Flask Web-Based Graphical User Interface
Once the robot was found to be set up correctly within the Gazebo environment, a custom GUI was implemented to allow for direct control of the end-effector's degrees of freedom. This GUI used a web frontend/backend software architecture. In this way, the front end could be easily modified to run on a tablet, mobile phone, or a standard computer, and the back end would work with the front end in each of these cases. The front end was designed using HTML/CSS and JavaScript. The backend was implemented using the Flask micro-service framework, standard ROS packages, and Python bindings. The backend outputs the current state of the front end by publishing standard sensor_msgs/Joy messages over the /virtualJoystick topic. This allows the GUI to be easily extended into other works and applications. The software architecture diagram of the web GUI along with a demonstration video of user input actuating the robot's end-effector Pose can be seen below. The developed software used to run the frontend and backend components of the webGUI can be found in the ROS package here.
Saliency Maximization Viewpoint Selection Algorithm
The saliency maximization viewpoint selection algorithm was designed as a visual servoing algorithm of sorts. This means that the maximum (or local maximums) of image saliency within the environment were found by incrementally moving in the direction of saliency maximization. If no direction would further maximize the saliency in the selected viewpoint, then saliency was said to be maximized. The developed saliency maximization algorithm can be seen in a flowchart form in the image below.
It can be seen that the algorithm can be split into two components, the saliency contour detection portion and the distance minimization portion.
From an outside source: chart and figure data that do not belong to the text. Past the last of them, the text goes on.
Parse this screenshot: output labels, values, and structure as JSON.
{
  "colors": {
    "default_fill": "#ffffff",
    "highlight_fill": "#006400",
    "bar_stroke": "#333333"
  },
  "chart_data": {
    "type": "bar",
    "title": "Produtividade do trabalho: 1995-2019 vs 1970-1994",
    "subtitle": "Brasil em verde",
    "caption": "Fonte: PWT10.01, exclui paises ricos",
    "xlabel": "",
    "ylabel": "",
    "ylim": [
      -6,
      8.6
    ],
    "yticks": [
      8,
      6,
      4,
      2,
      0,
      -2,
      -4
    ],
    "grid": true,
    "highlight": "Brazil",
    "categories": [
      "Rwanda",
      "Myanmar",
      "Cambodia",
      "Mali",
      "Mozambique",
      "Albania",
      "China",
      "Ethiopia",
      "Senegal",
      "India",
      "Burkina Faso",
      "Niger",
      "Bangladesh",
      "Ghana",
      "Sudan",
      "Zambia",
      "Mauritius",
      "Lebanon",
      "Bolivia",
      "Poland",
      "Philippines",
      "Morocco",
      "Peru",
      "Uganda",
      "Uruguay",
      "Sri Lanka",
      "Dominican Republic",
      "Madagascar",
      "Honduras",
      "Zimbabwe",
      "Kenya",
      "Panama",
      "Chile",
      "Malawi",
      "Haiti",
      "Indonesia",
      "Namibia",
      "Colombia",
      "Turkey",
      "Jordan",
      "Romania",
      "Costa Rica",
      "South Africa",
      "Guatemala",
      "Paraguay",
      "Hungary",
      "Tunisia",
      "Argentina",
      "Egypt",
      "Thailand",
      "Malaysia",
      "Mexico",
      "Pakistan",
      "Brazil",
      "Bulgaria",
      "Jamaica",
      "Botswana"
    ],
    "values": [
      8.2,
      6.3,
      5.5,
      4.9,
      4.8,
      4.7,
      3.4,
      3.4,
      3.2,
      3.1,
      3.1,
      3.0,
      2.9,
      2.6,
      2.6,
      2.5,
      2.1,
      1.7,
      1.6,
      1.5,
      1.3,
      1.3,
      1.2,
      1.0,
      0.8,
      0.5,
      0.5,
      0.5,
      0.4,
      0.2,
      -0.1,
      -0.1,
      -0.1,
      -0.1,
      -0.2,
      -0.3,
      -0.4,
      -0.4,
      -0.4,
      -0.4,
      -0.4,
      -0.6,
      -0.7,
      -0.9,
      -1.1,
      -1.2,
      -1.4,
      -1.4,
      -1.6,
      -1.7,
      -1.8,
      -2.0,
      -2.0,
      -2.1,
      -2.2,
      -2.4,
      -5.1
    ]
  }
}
The saliency contour detection portion constructs a saliency map of the given frame and finds highly salient regions that fit a set of filtering criteria. From here, the distance between the detected contour center of mass and the center of the image is computed. This process is then repeated with image centers shifted in the four cardinal directions. The original computed distances are then compared to the shifted distances to see what proposed movement would best reduce the overall distance of saliency contours to the center of the image. The direction with the most distances reduced by a given threshold is chosen as the direction to move. The direction to move is used to generate a pose offset in the given direction to the autonomous camera arm's current pose. A demonstration of the saliency maximization algorithm running on a webcam using manual movements from the user in the direction suggested by the algorithm can be seen in the video below. Note that the green blobs are filtered saliency contours, the black lines represent the distance between the contours COM, and the red arrow is the suggested direction to move.
This same algorithm was run using images taken from the autonomous camera arm of the TRINA2 robot arm. Unfortunately, the time required to generate and execute trajectories by the MoveIt! motion planners resulted in the image topics needing to be throttled down to sub-hertz frequencies. Due to this system limitation, the responsiveness of the robot to saliency information is jerky and infrequent. This algorithm can be seen running on the Trina2 system in the video below. The generated saliency maximization algorithm can be found in the ROS package here.